Spain’s PM opens up pro-immigration policy

Copyright: European Union

Spanish Prime Minister Pedro Sánchez unveiled plans for promoting immigration to the country to help its growth and to fill in job positions.

The PM was speaking in the Spanish parliament on Wednesday when he exposed his new policy, a sharp contrast with most European leaders in a time when most countries are looking for ways to curb immigration after surges in far-right support. Sanchez presented Spain’s choice as binary: “Spain needs to choose between being an open and prosperous country or a closed-off, poor country.” He also recalled recent Spanish history, by mentioning the “more than two million Spaniards” that left the country during the regime of Francisco Franco. “We Spaniards are children of emigration, we are not going to be the parents of xenophobia,” he said, mentioning a “moral debt” the country owes to older generations.

The choice to welcome immigration with more resources for integration and less red tape for residency applications has also pragmatic aspects.

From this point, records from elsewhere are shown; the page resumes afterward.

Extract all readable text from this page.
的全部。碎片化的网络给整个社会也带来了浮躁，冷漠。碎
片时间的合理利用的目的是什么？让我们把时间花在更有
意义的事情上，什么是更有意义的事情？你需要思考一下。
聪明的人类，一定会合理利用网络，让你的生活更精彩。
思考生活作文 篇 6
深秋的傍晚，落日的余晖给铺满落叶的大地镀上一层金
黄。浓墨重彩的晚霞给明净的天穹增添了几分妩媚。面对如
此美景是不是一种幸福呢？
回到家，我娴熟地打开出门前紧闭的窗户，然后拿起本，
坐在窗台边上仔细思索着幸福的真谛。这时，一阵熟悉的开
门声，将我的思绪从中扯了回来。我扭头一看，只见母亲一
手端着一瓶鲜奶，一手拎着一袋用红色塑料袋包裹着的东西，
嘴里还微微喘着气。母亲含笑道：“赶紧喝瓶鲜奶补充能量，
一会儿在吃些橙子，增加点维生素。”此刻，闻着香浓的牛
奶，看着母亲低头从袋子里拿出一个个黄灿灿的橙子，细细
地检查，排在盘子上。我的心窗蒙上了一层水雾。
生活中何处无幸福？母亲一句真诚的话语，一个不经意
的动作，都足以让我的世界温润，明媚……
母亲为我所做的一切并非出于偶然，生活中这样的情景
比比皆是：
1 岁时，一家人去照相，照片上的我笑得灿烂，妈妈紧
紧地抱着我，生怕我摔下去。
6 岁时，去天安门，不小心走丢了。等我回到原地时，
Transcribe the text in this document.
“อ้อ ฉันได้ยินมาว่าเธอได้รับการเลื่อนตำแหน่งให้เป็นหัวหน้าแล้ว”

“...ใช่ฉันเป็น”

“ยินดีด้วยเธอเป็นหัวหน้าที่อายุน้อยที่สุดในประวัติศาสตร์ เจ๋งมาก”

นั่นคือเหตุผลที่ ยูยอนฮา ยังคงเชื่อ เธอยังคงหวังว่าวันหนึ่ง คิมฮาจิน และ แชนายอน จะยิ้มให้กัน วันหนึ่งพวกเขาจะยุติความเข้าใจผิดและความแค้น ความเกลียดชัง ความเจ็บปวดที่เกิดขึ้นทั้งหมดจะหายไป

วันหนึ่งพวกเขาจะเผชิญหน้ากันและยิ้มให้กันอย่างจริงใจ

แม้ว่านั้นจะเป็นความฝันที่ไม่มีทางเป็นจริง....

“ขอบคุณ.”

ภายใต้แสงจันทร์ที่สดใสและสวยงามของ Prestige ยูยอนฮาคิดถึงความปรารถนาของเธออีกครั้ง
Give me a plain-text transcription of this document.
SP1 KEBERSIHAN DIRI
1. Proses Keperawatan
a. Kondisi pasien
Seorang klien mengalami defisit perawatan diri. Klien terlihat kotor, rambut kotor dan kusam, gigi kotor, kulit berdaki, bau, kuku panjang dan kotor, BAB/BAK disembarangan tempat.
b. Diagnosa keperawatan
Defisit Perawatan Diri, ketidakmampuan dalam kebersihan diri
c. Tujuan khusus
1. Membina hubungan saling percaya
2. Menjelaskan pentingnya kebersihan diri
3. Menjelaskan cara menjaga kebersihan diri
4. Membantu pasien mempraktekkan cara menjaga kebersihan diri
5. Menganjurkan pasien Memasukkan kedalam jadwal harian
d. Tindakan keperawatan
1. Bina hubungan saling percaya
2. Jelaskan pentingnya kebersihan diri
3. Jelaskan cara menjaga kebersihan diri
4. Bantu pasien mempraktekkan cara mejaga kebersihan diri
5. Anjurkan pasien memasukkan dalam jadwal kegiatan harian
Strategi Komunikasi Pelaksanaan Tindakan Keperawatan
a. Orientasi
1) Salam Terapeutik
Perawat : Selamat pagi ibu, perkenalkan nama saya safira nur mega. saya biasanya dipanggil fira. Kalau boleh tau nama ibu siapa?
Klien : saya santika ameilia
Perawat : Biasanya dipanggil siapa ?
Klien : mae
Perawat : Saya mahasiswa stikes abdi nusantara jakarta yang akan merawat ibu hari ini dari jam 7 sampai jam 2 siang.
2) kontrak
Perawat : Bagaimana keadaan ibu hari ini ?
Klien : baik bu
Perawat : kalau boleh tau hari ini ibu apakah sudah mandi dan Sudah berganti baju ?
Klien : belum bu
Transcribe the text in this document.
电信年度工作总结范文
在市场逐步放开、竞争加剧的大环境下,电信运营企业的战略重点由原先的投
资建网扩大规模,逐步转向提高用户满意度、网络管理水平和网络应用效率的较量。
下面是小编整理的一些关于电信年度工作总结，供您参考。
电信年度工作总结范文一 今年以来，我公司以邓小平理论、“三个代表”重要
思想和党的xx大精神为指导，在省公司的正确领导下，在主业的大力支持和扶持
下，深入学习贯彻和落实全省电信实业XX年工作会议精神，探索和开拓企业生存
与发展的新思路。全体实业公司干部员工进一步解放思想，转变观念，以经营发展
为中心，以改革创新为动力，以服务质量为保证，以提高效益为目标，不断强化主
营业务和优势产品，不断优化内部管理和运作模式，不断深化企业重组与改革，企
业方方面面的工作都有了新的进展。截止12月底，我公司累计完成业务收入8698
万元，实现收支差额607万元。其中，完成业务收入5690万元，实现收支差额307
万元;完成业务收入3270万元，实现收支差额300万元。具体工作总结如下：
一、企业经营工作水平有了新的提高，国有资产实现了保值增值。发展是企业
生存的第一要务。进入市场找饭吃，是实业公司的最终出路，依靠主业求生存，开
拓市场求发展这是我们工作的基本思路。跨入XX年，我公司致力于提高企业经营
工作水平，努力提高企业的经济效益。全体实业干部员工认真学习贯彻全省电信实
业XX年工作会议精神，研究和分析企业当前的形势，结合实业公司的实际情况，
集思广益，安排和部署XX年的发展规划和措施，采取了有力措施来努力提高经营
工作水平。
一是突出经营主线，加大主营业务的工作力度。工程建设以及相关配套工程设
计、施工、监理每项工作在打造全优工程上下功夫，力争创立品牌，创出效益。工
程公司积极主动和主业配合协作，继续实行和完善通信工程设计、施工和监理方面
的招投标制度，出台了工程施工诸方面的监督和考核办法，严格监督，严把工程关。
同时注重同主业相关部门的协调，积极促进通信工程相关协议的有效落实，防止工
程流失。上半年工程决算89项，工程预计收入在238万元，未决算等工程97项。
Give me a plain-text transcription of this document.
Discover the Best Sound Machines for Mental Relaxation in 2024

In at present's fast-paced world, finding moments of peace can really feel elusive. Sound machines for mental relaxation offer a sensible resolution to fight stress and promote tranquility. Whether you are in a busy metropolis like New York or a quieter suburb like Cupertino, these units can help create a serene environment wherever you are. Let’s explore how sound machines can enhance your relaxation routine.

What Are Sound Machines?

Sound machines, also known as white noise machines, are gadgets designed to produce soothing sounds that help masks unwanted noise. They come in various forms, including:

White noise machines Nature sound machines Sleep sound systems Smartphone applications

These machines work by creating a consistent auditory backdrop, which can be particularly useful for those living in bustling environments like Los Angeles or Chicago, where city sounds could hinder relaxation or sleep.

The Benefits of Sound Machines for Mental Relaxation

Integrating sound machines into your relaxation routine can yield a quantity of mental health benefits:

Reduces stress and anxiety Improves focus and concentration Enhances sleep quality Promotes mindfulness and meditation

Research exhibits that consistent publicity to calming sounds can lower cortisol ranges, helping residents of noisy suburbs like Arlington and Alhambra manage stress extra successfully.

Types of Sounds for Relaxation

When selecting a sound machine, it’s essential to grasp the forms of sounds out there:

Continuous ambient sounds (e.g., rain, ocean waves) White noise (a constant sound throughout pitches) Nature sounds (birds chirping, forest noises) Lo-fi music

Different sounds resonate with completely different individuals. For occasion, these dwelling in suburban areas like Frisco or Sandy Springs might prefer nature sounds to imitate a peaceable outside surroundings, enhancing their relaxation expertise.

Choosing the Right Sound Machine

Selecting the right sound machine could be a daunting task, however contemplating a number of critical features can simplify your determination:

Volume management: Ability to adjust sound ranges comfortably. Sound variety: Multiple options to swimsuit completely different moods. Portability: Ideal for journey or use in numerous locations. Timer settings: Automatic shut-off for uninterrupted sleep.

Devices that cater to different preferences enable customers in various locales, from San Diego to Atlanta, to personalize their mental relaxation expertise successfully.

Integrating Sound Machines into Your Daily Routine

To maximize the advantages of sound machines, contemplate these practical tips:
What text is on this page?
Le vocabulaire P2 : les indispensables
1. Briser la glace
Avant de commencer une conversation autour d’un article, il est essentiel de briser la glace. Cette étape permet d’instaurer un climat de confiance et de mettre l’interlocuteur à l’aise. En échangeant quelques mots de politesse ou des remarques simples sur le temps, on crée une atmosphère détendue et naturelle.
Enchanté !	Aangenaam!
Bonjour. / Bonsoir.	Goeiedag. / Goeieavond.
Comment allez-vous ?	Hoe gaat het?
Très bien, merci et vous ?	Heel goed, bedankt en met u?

“We have elderly people who need a caregiver and can’t find one. Companies that are looking for programmers, technicians, bricklayers and cannot find them. Rural schools that need children so that they don’t have to close their doors,” Sánchez said, adding also that migrants tend to work more and have less access to social services. According to the OECD, Spain’s high level of migration is helping the country with filling job vacancies in the labour market.

Sánchez’s migrant’s stance will surely stir local far-right party Vox and a conservative People’s Party that it is getting an increasingly hard stance on migrants. However, Sánchez seemed ready for the confrontation and urged Spaniards to not fall for stereotypes and prejudices about migrants.

“I want citizens to understand that this is not a battle between Spaniards and foreigners, or Christians and Muslims or saints and criminals. It is a battle between truth and lies, between tales and data, between what is in the interests of our society and the interests of a few who see fear and hatred of foreigners as their only path to power.”